Sunday, June 14, 2009

A couple of people have told me recently that Microsoft's Bing is better than Google. What with this, and Wolfram Alpha I wondered if there's been any real progress on smart search.

So today I had a question, how to move my Amazon.com wishlist over to Amazon.co.uk.

This is, admittedly, a tough question, which is hard to search the answer to. And as of today, Google is hopeless. But neither Bing nor Wolfram Alpha seem any closer.

Frankly, I don't see much room for improvement over the Google method without solving the A.I. problem, but as we're still 50 years (as always) away from solving that, I won't be holding my breath.

1 comment:

John Powers said...

I know I'm an oddball, but I do find the clustering idea at the Clusty search engine has utility for me.

Clusty doesn't try to answer questions, but by grouping results provides some additional information about the types of things people are looking for with those search terms.

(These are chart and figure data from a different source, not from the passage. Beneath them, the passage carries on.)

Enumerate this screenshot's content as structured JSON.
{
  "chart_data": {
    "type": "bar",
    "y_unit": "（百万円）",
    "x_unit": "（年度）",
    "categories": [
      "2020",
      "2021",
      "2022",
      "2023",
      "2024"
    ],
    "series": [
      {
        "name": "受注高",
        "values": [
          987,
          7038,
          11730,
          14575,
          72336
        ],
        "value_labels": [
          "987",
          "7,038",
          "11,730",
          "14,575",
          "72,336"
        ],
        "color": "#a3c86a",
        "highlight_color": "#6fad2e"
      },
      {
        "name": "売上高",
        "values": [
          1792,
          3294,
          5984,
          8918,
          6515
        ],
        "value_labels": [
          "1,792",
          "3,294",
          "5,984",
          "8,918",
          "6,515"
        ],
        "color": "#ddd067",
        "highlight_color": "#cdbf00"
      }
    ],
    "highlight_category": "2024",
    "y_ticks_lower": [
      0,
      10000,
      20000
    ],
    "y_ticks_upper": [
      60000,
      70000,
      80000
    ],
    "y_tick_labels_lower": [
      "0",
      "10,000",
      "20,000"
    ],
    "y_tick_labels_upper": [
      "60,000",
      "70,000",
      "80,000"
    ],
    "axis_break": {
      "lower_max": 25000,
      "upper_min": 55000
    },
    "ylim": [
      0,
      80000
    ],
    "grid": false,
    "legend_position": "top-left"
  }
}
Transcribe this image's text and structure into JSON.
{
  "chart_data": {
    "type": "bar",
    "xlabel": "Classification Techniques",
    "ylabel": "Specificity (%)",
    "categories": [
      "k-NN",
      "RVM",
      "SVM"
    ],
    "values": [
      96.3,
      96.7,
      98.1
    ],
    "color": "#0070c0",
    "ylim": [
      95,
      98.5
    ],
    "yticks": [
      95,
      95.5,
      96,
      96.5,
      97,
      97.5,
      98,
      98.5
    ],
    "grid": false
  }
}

For example I discovered people with both Amazon.com and Amazon.co.uk wishlists (one of them was a coder). Also a way to format Amazon Wishlist for Greazemonkey, so if you have multiple pages the script will pull all of them.

Maybe it's because I'm accustomed to viewing searches at Clusty, but it seemed as though I got more useful information there than at Bing.

OT I've been using the Chrome browser. I like that I can choose the search engine. I've resisted Bing because with other MS products, it seems just trying them resets computer settings. Having tried Bing now, I'm glad there doesn't seem any stealth to force you to use it.